Had I known I had an audience, I would have done something much more memorable.

Ben and I leave the house Tuesday night for an evening bike ride. It’s becoming our habit as the daytime highs are hitting “only” 92 and the breeze provides a break from the humectant air.

Ben hasn’t learned to use the brake yet, because he hasn’t really needed it. He sees something interesting, stops pedaling, and his bike quickly slows against the training wheels’ drag. I squeeze my brake levers with both hands, the front brakes squeal in protest, and I steer to a stop beside Ben.

“What was that noise, Daddy?”

“Just my brakes, son.”

Repeat this about 10 times in the next 20 minutes and you have a fairly clear picture of most of our rides. But this one had something special in store (and of course I have a sound clip).

He pedals non-stop for a good five- or six-house stretch. He stops to assess a white Ford F150 blocking most of the sidewalk. I stop and set one foot down to keep from falling over, bouncing my left testicle against my bike frame just hard enough to remind me I’m wearing gym shorts, not jeans. We ably navigate around the truck and make it to the end of our street.

We head north a block or two, where the road makes a 90-degree turn and the sidewalk meanders through the two driveways on the corner lot. A barely detectable uphill stretch awaits us.

“Look at me daddy, I can keep going because I have mo, momentum. See-Threepio. Daddy, I can say, ‘See-threepio.’”

I am at once perplexed and proud. He obviously is on his way to mastering Newton’s Laws of Motion, and tends to throw random Star Wars references into conversation. I chuckle and manage a feeble, “That’s good, Ben.” I think he was saying one difficult word after another to show himself (and me) that he could do it.

A few houses beyond Ben’s watershed pronunciation of the fictional protocol droid’s name, he says, “My tummy says, ‘I’m hungry,’” in his best impression of a stomach. To call Shannon and let her know, I confidently take one hand off the grips and pull out my mobile phone. Holding it in front of my face to keep one eye on Ben, I dial with one hand and steer with the other. I punch “Send.”

The answering machine picks up. Where’s Shannon? I wonder. My wife’s voice goes through its spiel. “Hey, it’s me, whatchoo up to girl?” I say, all cool and casual.

Ben stops.

I pull on the left brake lever and veer right to avoid him. Apparently this is a poor combination of movements. My wheel turns too sharply and I go airborne, holding my mobile phone aloft the way a redneck avoids a beer foul. I land hard on my right side, in the grass between the sidewalk and the street. After my first bounce my back hits a bricked-in mailbox.

“Ow!” Pause to make sure I’m alive. “Oh,” I moan. “I’ll call you back.” I flip my phone shut, like Kirk would his communicator after getting a final message to Scotty before succumbing to an ear-splitting sonic pulse.

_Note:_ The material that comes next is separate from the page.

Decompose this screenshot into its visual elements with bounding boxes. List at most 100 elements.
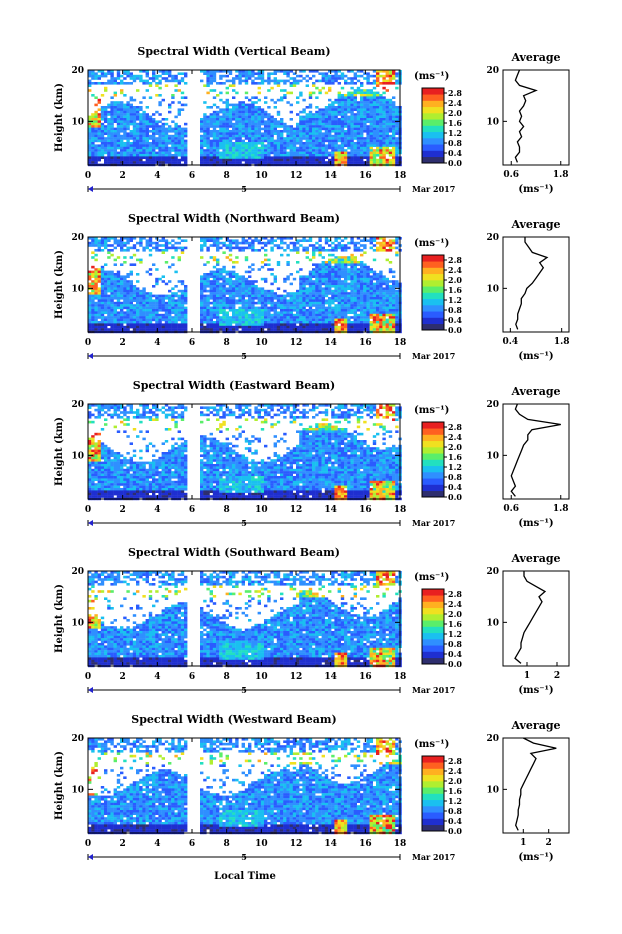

Push play to hear my call as recorded by our answering machine.

Remembering we’re in public in broad daylight, I choose getting up over writhing in agony. Plus, I don’t want to scare Ben. I look across the street to a neighboring front porch. A young woman with dark hair flashes white teeth in a smile that somehow says, “Gee, that was funny, but I see that you’re okay. Still, that had to be embarrassing.” It’s amazing what we humans can detect (or imagine) from one look.

“What happened, Daddy?”

“Daddy crashed. Let’s get going.” I holster my phone.

“You crashed?”

“Yes, son, let’s go. You said you’re hungry.”

Ben gets a headstart as I call Shannon and leave a message announcing that I’m fine. We head back without incident. My phone rings as we pull into our driveway.

“Are you OK?” Shannon asks.

“Yes. I just had a little wreck on my bike.”

Sitting here typing this, I reach up to touch the middle of my back. It smarts, and probably will start turning colors soon.

Those brick mailboxes don’t care about your momentum.